Fall precipitation may have saved the day in Manitoba

WINNIPEG — An early fall snowstorm, followed by rain in the middle of October, recharged Manitoba soil at a time when it desperately needed water, says a provincial land management specialist.


Parts of Manitoba received 75 to 100 millimetres of badly needed moisture in October after several months of below average rainfall and scorching temperatures. 


Consequently, soil moisture conditions look much better than September, when many areas of Manitoba were excessively dry. 


“When you look at the maps that we have, some parts of the province had up to four inches of rain in October,” said Marla Riekman, who led the 2012 Manitoba soil moisture survey. 


She and her colleagues collected soil samples from 104 locations in the last week of October.


The survey data shows that most soil in the province was at 60 to 80 percent of water holding capacity going into freeze-up. However, there are areas where soil moisture is only 41 to 60 percent of water holding capacity, such as the southern Interlake and southwestern Manitoba. Moisture stress begins for most crops when moisture content drops below 50 percent.


“In general, we’re wetter to the north and a little bit drier to the south,” Riekman said during a break at the Manitoba Agronomists Conference held at the University of Manitoba Dec. 12-13. 


Survey data also indicates that most of the moisture is in the topsoil, while conditions are drier at lower regions of the soil profile. Riekman is still analyzing the profile data to understand what it all means.


What is known, however, is that the snow and rain in October may have prevented severely dry soil conditions next spring. Southern Manitoba received 50 to 80 percent of normal rainfall during the growing season. 

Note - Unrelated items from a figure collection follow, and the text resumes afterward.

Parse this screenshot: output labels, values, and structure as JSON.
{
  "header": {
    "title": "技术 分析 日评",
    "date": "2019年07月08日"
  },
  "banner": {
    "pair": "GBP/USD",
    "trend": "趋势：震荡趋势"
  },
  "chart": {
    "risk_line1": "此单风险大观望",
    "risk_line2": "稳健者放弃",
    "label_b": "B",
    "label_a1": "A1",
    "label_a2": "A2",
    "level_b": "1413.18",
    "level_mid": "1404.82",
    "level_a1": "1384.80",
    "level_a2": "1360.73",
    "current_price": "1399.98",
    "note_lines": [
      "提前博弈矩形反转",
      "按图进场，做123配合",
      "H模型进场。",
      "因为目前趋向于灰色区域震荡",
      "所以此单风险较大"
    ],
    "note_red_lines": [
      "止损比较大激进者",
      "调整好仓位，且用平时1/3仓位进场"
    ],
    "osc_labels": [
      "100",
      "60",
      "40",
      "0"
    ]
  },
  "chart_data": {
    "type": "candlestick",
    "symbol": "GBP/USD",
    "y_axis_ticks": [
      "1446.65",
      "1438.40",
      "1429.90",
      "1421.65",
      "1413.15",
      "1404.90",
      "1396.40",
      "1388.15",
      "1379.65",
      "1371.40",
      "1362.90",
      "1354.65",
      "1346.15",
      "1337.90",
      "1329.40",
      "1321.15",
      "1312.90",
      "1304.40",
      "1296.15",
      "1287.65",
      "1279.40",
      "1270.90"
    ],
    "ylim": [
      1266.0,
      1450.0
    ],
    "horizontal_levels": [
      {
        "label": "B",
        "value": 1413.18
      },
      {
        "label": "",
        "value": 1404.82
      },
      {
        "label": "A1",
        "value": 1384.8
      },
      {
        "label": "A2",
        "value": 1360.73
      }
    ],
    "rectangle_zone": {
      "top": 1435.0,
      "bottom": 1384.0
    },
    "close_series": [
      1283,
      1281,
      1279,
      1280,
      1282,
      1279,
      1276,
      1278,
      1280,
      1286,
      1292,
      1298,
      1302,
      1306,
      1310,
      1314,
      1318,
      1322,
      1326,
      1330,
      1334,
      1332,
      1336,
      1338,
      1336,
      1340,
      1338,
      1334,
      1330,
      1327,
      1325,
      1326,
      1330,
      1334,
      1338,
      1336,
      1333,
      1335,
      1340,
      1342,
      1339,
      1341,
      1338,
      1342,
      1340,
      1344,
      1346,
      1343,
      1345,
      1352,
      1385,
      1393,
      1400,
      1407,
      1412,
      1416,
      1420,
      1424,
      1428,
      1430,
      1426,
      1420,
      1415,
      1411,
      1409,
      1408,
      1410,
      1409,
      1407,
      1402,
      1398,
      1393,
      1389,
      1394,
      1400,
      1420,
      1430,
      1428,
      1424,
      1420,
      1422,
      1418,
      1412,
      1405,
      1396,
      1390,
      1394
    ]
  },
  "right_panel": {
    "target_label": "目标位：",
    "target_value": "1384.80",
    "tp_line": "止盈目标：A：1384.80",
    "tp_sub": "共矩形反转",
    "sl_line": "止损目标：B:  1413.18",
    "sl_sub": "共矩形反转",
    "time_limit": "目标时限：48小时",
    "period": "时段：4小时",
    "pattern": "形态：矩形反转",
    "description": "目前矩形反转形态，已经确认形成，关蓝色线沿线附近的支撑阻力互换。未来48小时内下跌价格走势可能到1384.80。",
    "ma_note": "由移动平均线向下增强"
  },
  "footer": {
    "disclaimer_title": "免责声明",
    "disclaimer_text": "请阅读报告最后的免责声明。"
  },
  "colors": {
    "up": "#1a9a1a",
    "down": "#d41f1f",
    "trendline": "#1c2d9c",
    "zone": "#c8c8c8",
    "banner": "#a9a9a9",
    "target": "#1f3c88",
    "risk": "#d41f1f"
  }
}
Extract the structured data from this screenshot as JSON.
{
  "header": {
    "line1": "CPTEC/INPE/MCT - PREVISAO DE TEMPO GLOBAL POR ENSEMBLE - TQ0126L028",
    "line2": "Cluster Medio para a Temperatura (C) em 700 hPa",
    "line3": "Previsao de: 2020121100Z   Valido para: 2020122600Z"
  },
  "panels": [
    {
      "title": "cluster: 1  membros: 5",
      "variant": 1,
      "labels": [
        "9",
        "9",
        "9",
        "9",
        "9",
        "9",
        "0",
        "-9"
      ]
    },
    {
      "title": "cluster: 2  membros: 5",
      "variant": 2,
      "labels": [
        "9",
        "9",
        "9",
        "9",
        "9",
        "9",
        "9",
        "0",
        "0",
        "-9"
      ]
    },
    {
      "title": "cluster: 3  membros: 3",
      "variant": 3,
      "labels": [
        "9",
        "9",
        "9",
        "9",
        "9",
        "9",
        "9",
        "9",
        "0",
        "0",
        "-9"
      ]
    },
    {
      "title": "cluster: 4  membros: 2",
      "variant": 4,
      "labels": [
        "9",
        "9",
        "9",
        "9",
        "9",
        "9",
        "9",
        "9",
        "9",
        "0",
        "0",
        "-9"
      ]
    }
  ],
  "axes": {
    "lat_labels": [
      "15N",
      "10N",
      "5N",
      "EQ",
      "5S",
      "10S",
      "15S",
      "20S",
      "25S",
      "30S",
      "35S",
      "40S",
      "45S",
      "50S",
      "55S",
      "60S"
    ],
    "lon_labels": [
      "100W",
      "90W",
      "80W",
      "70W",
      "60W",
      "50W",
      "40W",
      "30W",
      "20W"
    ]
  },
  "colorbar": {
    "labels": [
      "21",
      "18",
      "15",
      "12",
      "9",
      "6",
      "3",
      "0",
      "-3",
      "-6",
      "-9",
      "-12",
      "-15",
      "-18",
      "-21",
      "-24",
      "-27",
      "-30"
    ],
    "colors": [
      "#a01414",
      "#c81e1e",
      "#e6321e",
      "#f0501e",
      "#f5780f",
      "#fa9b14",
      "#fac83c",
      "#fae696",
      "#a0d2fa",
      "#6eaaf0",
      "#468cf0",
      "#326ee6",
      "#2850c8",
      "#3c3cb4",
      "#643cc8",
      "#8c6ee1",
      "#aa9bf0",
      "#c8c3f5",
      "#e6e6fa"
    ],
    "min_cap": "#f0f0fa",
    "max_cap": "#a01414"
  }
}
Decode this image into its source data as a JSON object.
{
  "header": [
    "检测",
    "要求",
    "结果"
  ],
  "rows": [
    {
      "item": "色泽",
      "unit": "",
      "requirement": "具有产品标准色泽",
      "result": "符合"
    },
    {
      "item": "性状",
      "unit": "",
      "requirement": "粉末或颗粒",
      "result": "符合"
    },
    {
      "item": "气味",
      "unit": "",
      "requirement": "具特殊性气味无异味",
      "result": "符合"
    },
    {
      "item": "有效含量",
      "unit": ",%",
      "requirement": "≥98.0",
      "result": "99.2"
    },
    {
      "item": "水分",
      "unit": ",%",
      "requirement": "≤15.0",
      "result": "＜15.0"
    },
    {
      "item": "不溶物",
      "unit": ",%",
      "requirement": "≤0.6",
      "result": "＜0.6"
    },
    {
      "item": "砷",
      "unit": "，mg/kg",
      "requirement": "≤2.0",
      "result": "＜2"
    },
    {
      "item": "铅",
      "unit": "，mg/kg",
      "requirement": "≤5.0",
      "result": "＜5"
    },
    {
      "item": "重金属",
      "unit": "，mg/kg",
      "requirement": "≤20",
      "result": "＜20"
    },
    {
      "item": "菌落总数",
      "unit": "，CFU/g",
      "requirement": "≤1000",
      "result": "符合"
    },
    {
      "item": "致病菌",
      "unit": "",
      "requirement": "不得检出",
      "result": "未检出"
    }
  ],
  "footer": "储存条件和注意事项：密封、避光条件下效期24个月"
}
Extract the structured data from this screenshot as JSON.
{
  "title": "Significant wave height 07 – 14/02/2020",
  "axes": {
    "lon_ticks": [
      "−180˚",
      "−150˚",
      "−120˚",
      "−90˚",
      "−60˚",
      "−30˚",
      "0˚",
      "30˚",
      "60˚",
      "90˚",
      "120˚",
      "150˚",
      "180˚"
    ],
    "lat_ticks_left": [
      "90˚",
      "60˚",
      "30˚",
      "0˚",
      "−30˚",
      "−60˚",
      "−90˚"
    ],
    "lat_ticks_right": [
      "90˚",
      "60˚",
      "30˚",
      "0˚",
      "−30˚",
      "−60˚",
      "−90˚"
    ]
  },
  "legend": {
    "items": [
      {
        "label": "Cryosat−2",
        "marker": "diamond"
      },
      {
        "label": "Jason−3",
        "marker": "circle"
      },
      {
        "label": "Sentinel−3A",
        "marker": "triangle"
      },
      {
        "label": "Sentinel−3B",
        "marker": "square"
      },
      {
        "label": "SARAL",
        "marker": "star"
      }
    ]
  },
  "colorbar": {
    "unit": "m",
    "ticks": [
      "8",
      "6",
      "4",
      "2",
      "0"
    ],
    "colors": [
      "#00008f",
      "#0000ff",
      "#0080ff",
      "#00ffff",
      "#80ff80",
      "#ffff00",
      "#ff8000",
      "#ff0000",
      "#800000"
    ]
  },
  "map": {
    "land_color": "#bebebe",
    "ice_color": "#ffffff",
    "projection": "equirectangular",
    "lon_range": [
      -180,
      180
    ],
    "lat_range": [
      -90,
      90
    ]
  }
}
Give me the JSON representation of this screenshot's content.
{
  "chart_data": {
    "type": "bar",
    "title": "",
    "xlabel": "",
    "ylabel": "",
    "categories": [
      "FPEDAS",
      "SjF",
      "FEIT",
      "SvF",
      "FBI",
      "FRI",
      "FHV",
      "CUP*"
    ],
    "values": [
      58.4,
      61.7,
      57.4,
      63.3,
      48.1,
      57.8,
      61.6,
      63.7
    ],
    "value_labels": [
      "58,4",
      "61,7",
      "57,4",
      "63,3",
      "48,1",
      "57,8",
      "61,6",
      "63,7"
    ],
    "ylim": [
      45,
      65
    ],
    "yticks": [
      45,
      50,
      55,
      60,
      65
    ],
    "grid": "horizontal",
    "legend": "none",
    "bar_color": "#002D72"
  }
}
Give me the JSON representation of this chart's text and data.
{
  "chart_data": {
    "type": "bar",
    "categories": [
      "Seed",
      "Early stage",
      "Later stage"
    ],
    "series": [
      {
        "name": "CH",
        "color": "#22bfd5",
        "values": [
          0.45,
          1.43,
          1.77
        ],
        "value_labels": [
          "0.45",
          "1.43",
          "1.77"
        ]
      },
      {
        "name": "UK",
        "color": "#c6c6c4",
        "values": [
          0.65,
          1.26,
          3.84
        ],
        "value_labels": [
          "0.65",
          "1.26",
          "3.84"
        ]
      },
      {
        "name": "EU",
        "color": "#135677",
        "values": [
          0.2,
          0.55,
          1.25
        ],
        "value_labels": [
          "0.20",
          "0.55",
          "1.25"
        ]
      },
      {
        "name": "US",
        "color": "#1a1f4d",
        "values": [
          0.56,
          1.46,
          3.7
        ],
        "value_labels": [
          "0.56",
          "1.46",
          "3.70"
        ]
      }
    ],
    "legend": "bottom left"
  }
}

The summertime drought was particularly acute in southeastern Manitoba as water tables dropped, dugouts dried up and livestock producers were forced to feed cattle in July and August.


“They’re not fully saturated, but there is some moisture there again. Whether or not that is enough to fill dugouts again … I’m not quite sure yet,” Riekman said. “At least it’s something to help charge the system again.”